We can also compare SandRidge to Devon Energy Corp (NYSE:DVN), EOG Resources Inc (NYSE:EOG), and Apache Corporation (NYSE:APA). Each of these companies is expected to dramatically increase their earnings per share over the next year and a half, though by the end of 2014 their valuations are supposed to be in quite different places. Apache Corporation (NYSE:APA) is the cheapest in forward earnings terms, with a P/E multiple of only 9 on that basis; we’d note, however, that revenue and earnings were both down at double-digit rates in its last quarterly report compared to the first quarter of 2012. Similarly, while Devon Energy Corp (NYSE:DVN) is valued at 11 times forward earnings estimates, recent reports show its sales slipping as well and so investors should be cautious in thinking of it as being likely to deliver the rise in EPS that analysts expect. EOG Resources Inc (NYSE:EOG) has actually been growing rapidly, with net income up over 50% in its most recent quarterly report compared to the same period in the previous year, but the trailing earnings multiple of more than 50 already includes quite a bit of future growth. It would be worth checking in on the company in a few quarters, however, to see if the multiple has fallen enough in light of higher earnings to make the price look more reasonable.

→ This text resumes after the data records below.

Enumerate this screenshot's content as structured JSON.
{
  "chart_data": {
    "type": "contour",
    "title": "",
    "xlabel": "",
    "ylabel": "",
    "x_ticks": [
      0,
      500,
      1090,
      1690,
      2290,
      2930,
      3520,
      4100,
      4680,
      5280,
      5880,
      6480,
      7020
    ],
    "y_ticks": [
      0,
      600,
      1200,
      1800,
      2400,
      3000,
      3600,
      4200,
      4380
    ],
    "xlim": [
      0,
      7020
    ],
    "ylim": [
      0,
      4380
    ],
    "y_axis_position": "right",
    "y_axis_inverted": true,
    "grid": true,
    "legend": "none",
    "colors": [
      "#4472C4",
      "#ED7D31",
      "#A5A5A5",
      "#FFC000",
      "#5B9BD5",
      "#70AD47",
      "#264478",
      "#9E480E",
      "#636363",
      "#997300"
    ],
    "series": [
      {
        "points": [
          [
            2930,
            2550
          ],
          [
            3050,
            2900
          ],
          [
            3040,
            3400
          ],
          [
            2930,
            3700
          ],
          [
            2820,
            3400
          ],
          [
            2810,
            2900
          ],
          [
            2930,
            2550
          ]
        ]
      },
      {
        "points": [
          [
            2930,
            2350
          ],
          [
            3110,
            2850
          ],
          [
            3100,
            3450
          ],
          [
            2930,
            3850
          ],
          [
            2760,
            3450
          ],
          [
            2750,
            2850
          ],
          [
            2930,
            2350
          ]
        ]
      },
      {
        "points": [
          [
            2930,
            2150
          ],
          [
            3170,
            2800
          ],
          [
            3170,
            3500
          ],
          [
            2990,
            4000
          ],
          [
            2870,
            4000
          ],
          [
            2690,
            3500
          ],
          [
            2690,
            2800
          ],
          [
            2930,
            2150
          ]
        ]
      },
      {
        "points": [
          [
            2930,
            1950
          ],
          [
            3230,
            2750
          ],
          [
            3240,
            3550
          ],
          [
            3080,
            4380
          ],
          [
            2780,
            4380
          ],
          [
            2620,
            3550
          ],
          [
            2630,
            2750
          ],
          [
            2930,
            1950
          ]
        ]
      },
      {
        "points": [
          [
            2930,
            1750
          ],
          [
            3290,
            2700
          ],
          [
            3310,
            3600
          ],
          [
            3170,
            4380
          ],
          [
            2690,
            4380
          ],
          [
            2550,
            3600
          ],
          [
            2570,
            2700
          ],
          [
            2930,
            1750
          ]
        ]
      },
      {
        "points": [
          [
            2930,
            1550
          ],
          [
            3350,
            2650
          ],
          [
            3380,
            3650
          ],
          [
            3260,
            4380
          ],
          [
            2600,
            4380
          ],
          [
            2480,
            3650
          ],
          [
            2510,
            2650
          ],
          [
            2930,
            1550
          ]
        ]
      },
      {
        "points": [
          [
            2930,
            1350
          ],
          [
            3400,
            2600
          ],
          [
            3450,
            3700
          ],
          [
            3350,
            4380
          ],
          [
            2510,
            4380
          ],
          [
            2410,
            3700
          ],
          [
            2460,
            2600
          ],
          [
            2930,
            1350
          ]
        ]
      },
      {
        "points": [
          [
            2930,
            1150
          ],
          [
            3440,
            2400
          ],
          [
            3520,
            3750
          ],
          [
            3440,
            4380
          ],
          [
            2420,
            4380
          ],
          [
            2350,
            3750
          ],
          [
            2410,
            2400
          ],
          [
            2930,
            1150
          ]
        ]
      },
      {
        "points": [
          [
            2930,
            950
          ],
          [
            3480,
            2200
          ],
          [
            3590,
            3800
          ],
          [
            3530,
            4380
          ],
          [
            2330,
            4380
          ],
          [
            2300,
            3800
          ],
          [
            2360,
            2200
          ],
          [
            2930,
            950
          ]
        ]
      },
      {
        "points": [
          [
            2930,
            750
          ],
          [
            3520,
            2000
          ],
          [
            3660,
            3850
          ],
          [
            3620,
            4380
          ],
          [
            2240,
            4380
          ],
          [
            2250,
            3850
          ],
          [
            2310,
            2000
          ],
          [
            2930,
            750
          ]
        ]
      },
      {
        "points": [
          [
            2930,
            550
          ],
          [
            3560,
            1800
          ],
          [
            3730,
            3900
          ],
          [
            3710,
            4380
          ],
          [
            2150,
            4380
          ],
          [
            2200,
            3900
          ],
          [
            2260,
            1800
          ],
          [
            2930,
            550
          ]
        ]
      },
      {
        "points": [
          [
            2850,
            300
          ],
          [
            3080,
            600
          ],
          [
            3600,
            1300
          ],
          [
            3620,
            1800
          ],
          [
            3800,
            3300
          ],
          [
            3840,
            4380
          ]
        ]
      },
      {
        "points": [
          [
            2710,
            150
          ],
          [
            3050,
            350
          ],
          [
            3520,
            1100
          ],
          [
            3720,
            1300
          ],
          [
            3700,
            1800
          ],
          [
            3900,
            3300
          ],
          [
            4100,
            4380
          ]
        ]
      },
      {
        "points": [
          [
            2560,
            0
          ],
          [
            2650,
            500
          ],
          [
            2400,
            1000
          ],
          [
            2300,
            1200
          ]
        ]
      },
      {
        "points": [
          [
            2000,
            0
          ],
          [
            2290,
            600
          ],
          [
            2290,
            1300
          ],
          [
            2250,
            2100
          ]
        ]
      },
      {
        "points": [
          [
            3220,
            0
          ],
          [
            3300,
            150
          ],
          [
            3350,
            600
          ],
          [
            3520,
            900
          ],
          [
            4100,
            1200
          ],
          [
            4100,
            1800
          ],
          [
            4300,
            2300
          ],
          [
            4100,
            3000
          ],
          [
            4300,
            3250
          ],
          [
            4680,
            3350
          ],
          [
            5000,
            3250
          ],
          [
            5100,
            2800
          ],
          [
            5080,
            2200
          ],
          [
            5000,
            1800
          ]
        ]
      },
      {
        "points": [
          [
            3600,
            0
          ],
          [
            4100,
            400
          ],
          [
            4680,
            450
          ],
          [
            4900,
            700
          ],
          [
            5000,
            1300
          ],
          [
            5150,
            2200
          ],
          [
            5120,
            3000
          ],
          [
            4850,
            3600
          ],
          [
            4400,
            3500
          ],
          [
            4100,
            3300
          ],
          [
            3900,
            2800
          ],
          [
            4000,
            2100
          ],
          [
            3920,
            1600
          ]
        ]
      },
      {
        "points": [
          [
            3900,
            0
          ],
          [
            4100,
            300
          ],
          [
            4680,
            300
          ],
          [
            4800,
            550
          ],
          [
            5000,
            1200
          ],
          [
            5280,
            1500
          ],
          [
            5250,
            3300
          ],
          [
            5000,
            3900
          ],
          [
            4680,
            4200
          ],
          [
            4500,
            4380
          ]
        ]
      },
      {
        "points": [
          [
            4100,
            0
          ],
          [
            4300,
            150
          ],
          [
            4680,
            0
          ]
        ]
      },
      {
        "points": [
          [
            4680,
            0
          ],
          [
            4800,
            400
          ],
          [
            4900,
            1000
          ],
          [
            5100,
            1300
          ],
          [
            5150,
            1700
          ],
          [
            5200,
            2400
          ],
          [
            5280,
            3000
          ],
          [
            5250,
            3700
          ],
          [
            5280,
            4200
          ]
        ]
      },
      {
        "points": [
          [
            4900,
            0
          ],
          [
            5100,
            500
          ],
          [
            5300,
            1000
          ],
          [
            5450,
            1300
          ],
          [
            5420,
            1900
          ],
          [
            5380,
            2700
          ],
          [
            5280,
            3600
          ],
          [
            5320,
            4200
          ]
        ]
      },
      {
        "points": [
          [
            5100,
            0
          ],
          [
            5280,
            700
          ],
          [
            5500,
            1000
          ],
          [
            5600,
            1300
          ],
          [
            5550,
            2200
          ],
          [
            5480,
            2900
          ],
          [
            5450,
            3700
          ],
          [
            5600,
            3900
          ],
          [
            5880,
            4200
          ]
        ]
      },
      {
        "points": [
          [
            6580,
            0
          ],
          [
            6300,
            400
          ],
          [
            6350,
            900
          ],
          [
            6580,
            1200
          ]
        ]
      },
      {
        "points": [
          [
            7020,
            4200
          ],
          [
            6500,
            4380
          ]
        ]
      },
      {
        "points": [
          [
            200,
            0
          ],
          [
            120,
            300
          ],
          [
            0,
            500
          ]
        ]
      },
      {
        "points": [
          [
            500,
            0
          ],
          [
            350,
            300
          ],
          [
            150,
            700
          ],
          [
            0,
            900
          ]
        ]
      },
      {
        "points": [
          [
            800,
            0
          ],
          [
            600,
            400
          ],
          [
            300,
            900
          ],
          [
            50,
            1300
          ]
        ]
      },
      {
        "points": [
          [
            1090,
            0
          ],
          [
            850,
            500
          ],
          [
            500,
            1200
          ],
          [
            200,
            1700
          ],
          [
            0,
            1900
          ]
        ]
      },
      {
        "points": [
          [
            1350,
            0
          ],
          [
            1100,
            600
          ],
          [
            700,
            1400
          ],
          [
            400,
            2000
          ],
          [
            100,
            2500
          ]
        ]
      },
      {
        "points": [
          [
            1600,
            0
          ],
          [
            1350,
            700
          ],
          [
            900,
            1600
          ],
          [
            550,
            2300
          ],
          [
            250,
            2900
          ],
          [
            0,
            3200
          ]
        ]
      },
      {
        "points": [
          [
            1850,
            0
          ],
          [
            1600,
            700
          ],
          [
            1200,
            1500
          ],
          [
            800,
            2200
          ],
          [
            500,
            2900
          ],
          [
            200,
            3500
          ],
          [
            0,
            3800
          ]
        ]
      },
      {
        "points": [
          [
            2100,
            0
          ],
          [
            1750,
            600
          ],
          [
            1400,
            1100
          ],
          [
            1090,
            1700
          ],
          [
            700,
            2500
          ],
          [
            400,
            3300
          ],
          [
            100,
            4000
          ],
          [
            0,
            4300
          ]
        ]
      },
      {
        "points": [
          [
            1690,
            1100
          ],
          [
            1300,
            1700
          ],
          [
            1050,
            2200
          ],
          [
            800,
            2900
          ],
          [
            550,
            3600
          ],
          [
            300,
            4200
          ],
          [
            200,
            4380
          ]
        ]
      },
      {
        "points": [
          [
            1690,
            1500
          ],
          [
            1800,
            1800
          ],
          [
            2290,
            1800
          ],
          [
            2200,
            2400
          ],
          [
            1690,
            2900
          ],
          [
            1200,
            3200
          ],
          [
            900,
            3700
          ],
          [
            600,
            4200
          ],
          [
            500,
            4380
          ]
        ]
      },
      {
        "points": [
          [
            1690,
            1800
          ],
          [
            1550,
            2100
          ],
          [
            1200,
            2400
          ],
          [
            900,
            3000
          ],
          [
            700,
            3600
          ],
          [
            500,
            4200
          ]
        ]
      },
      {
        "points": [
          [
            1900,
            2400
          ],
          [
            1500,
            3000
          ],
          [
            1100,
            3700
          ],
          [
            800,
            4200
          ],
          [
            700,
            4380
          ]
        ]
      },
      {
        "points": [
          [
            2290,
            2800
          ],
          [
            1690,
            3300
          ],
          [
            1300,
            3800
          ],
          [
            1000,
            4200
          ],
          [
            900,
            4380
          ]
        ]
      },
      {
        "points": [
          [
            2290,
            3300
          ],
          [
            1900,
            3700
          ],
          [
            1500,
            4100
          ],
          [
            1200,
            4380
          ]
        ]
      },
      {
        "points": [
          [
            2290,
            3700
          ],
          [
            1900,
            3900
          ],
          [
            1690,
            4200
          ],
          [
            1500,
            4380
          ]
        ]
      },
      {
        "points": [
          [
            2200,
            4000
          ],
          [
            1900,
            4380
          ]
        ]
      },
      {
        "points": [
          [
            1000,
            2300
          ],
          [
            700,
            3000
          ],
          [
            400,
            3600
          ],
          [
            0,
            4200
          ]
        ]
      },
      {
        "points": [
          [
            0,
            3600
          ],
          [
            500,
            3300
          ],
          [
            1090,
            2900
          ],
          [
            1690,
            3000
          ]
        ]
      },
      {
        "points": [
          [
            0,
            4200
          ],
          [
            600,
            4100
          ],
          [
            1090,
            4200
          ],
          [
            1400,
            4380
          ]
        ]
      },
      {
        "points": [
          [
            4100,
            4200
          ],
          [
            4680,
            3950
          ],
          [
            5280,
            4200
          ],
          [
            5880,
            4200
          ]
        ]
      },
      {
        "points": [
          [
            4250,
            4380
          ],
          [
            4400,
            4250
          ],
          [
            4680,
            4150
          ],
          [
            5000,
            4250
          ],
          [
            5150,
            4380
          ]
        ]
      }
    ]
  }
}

SandRidge is a possible turnaround, but investors should be aware that analysts are expecting net losses next year even as their forecasts for many of its peers are fairly rosy. It certainly seems that those investors who want to invest in a stock tied to natural gas prices might be better served by going long Chesapeake at this time, and should at least wait for SandRidge to start showing operating profits and improvements in its business given that it seems to be dependent on outperforming sell-side forecasts for 2014.
Disclosure: I own no shares of any stocks mentioned in this article.